The sketches were submitted to Alloy Casting for a quote. The quote is for a turnkey project that included five original wood patterns and carvings, four pattern boards, eight sets of castings, one 5/8 inch square core box, and a match plate. A match plate is a piece of production tooling that has the design of the casting imbedded into it. When the foundry's sand is pressed against the design an imprint is left in the sand. It is this imprint that gives the aluminum casting its artistic shape. The core box enables the foundry to make and bake hard sand pieces. These hard sand pieces (called "cores") are then placed in the mold to block out areas of the casting where horizontal holes are needed.

The wood-carver began the project by carving the plaque face and the carved dragons. The full-sized drawing enabled the woodcarver to carve with confidence knowing that there would be no pattern modifications. The master patterns for the round collar (5/8 inch square hole) and tall baluster were turned on a lathe. The square collar (5/8 inch square hole) was created by a pattern maker and given to a match plate fabricator to make the production tooling.

The first phase of the project included only eight sets of castings. With such a small number of castings, four of the five original master patterns were mounted directly on wooden boards to save tooling expenses. Because the dragon faced both left and right it was tooled to be double-faced. This allowed the same dragon to be used for both left and right applications.
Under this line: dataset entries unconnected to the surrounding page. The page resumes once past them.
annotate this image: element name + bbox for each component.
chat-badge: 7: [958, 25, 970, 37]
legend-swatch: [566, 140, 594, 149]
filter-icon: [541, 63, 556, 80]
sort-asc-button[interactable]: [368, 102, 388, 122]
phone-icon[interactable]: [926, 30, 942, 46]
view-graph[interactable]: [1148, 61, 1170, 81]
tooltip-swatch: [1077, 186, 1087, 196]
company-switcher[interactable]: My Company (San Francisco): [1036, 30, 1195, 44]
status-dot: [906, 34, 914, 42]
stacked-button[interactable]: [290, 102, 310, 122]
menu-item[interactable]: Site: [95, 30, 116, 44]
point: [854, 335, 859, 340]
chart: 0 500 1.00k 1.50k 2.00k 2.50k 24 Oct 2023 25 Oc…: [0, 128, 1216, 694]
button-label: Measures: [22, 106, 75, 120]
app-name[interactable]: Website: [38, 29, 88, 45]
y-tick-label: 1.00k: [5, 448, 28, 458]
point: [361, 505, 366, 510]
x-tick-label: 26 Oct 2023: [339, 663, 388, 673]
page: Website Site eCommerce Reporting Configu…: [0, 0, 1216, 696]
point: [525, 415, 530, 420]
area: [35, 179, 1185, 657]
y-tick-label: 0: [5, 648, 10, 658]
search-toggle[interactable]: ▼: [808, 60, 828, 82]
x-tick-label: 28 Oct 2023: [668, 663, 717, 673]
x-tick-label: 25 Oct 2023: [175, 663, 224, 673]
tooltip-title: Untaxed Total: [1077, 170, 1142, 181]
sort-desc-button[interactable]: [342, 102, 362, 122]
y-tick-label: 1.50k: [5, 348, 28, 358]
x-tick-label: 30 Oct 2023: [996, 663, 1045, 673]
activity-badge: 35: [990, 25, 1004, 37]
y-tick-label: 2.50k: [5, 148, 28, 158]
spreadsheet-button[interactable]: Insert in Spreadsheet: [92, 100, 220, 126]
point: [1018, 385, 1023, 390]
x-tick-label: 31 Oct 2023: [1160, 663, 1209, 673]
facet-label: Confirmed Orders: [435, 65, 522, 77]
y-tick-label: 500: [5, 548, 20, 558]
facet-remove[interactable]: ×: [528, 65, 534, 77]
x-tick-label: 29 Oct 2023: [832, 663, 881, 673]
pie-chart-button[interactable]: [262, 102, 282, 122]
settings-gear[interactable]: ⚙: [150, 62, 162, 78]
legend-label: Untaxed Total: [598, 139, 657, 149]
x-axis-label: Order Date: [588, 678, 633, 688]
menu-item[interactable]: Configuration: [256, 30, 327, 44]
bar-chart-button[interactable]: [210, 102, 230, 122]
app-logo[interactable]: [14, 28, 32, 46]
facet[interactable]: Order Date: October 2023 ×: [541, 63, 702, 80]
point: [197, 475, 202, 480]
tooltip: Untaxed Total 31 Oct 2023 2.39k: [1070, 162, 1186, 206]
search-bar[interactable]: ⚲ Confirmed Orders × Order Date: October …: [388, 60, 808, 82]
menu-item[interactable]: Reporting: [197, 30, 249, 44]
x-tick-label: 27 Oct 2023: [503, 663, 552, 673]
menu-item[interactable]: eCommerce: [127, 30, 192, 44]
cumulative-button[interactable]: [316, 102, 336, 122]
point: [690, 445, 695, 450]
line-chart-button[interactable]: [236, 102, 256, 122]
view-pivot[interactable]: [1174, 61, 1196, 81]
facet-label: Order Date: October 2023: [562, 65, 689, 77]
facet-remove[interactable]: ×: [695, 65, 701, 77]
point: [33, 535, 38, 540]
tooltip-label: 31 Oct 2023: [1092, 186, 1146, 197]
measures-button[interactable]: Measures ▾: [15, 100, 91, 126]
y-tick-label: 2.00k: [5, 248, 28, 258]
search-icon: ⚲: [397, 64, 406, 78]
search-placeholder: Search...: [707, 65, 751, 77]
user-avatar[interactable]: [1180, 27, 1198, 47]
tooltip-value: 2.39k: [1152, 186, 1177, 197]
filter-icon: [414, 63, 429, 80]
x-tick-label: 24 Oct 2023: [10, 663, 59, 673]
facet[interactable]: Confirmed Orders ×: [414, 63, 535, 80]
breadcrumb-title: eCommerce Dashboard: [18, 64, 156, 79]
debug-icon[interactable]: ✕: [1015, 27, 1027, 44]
The collars and balusters were also double-faced. The face plaque was constructed on a single face pattern board in order to save carving duplication and expense. During the second phase of the project, two single face plaques were placed back-to-back to create a two sided design.

The dragon is double faced and the sun faced plaque is flat back. The tall baluster and the round collars were lathe turned and mounted to wood Pattern boards to provide a double face casting. The square collar, its match plate, and the 5/8 inch core box. The square core print on the tooling enabled a 5/8 inch sand core to be cast into the casting. When the core was removed the result was a 5/8 inch square hole. The collar could then be slipped on to a 5/8 inch square bar.

A custom project for one item typically takes from start of master pattern work to prototype casting about four to six weeks. The exact time depends on the intricacy of the master pattern carving. In the Miami Beach project, it took seven weeks to complete the five original casting designs.

A foundry is organized to handle custom projects. Wood carvers and patten makers are trained to provide sufficient drafts to eliminate undercuts and to compensate for metal shrinkage. Foundries that handle all stages of custom casting production in-house, such as Alloy Casting, insure high quality tooling and prompt deliveries.

Most projects received by Alloy Casting are initiated by a fabricator with a sketch. When a sketch is used, the foundry quotes from this drawing after acceptance. The foundry then handles the project on a turnkey basis from master pattern through tooling fabrications, to final castings.